The Fed can't be any clearer. Demand must slow down to meet current supply levels. Economic growth will likely need to slow for some time in order to bring inflation down from above 8% down to its longer-term target of 2%. This means making borrowing more difficult & taking money out of circulation, Once demand slows, corporations will likely reduce costs by cutting production and reducing headcount.
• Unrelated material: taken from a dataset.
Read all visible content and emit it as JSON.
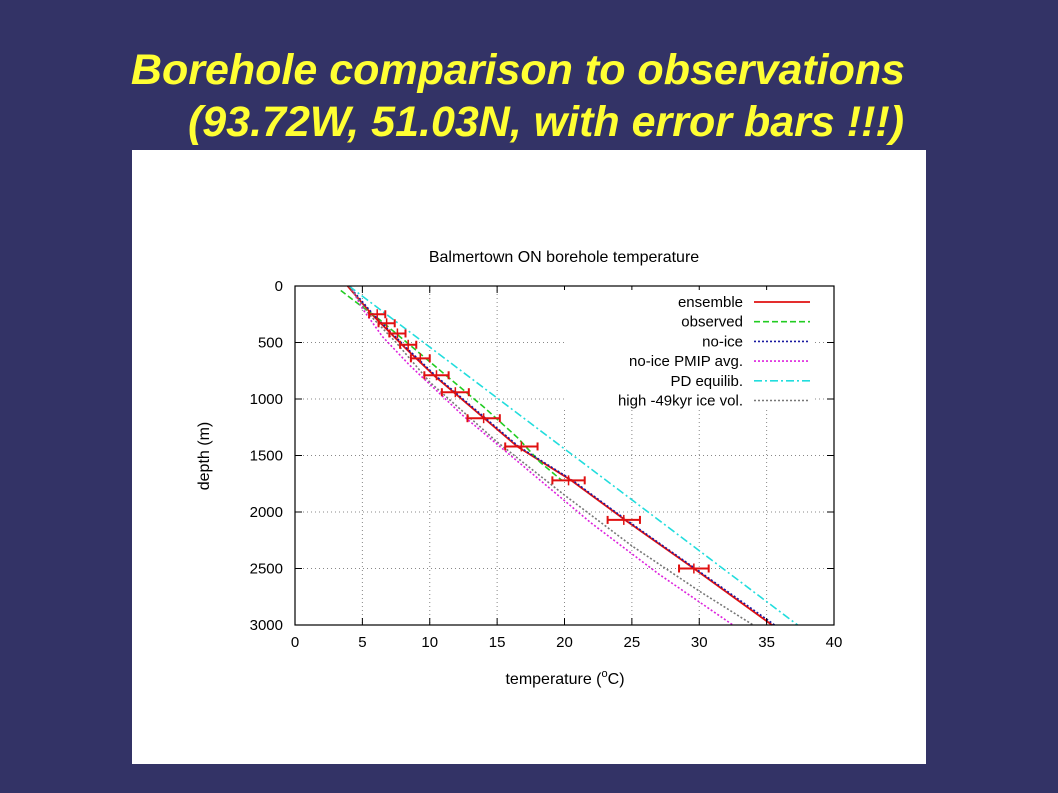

Consumers would likely reduce discretionary spending, and focus more on the necessities. The earnings performance and guidance for 3Q22 & 4Q22 could be an indication of how optimistic or cautions consumers may be, especially given the holiday season that is so important for retail companies.
The spread between the 10-year Treasury and the 2-year Treasury has also been negative in recent months. This occurrence is often seen before a recession, which is usually not officially declared until several months after the fact.
Volatility is also Increasing
Another possible harbinger of a market pullback is the Volatility Index ("VIX"), also known as the "Fear Gauge". Over the last 20 years, the VIX has been around 30 and associated with the following events:
- January 2020 = The early stages of the COVID-19 pandemic
- September 2011 = Double-dip recession fears; European debt crisis; US credit rating downgrade by S&P (from AAA to AA+; the US had a AAA rating since 1941).